Золотой Плес - Николай Смирнов
Шрифт:
Интервал:
Закладка:
Он переходил поле, опять вступал в лес, в его тишину, бродил по вырубкам, слюдяным от измороси, а потом выходил в липовый сад, в пролете которого стоял старый помещичий дом. Дом, уютный, с широким балконом, был по-осеннему печален. Хозяин, тот самый сенатор, о котором рассказывал на охоте Иван Николаевич Вьюгин, наезжал очень редко. Но в доме не чувствовалось никаких следов покинутости и запустения: дымились трубы, пахло краской, теплом конюшни, свежестью соломы, укутывавшей яблони в саду.
Исаак Ильич, как художник, не мог не любоваться сквозящей в облетевших липах старой усадьбой, но твердо знал, что, если бы попробовал написать ее, получилась бы в лучшем случае только хорошая копия.
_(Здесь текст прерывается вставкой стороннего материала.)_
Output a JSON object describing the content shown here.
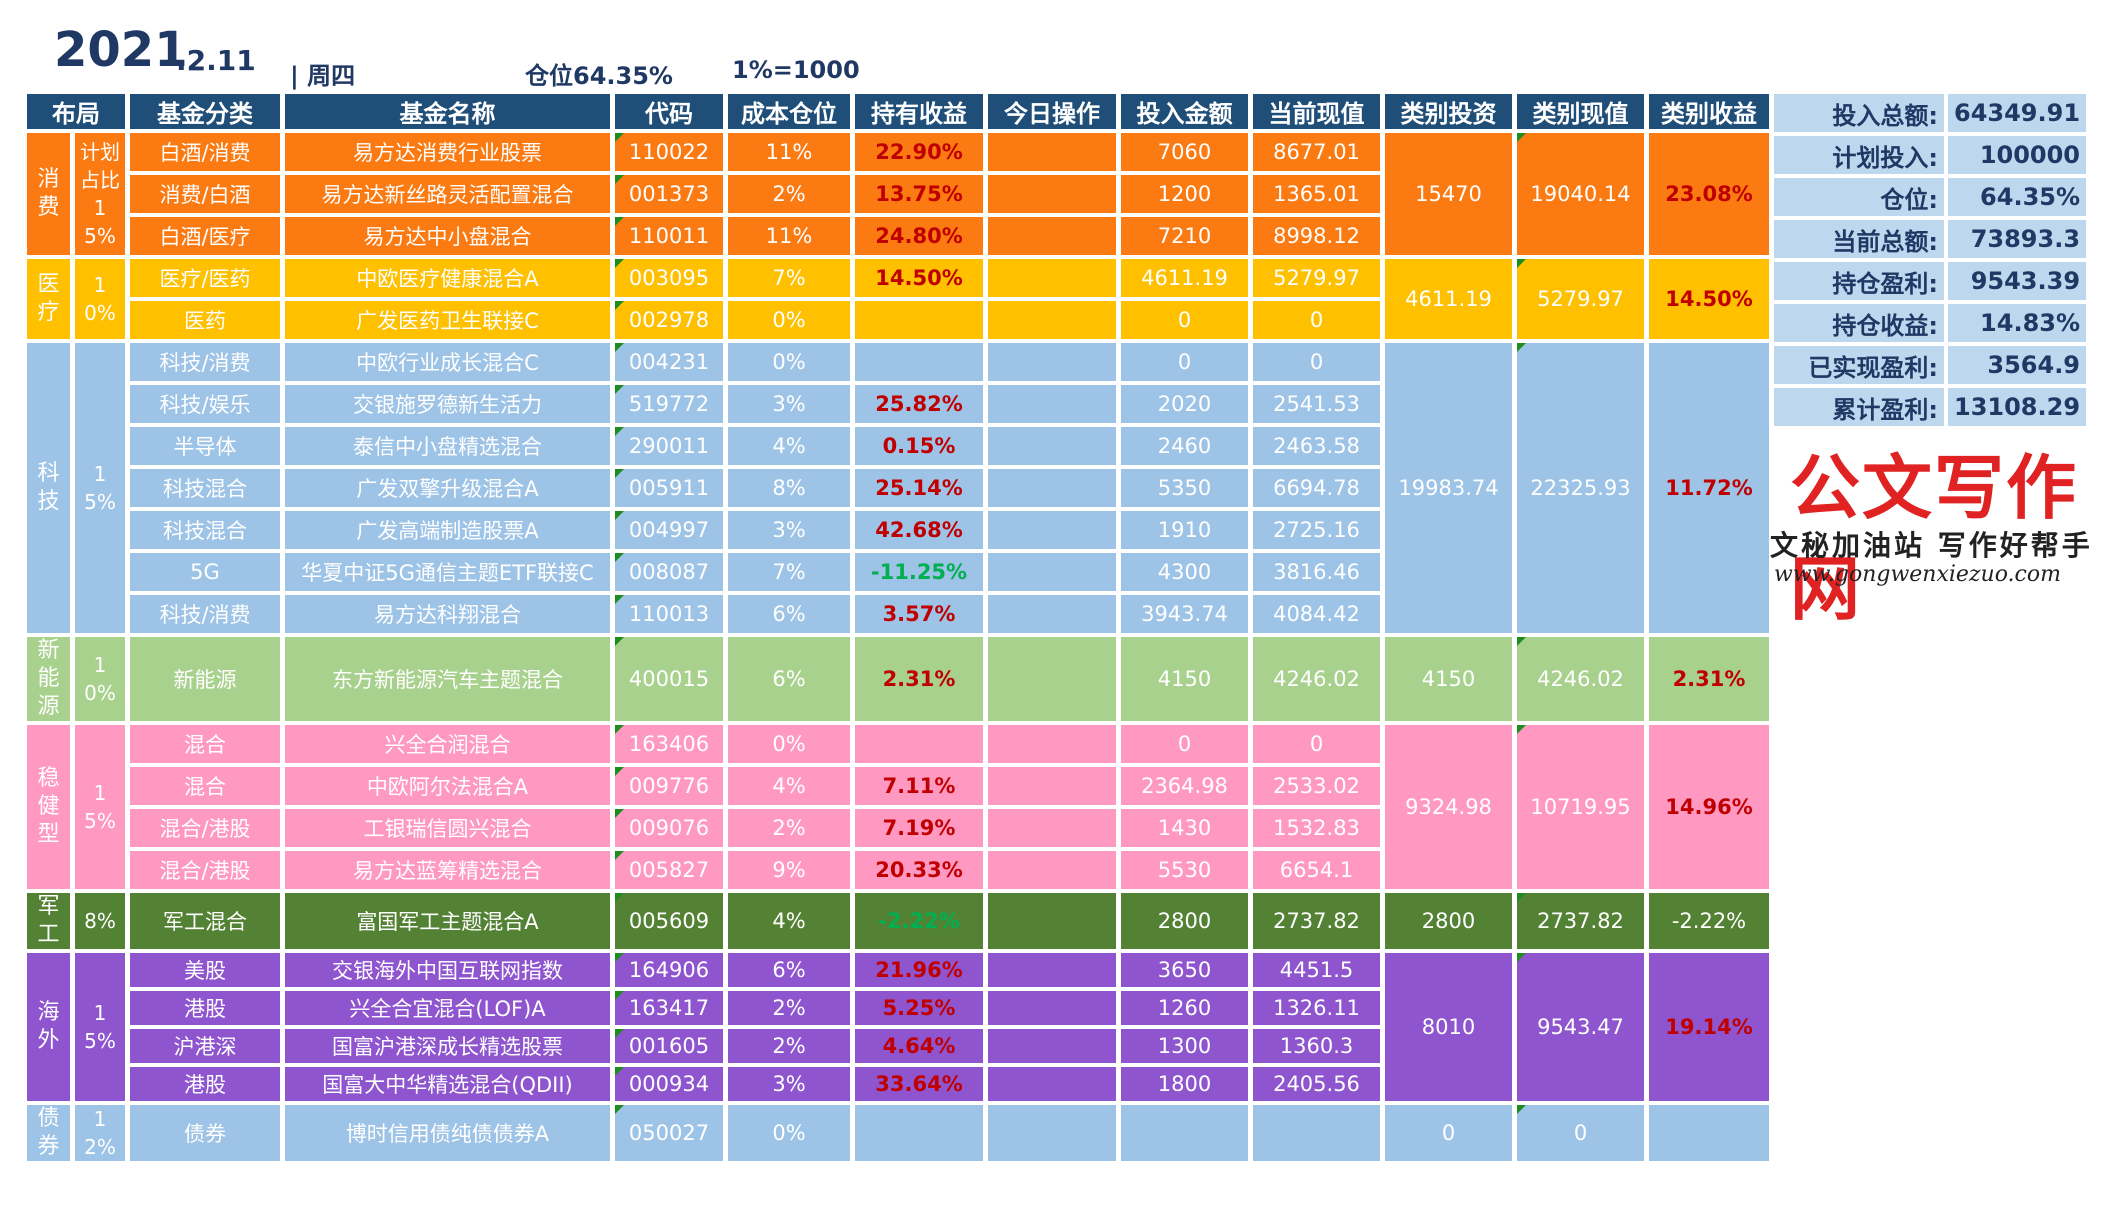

Этот чуждый мир совершенно не трогал сердца. Зато как хорошо стучало его сердце, когда он, опять пробираясь опушками, видел где-нибудь в долине ветхий голубец над лесным родником, одинокого странника на дороге, первый деревенский огонек в глухих-глухих осенних сумерках! «Как же я люблю эту простонародную Россию!» - радостно и гордо думал он.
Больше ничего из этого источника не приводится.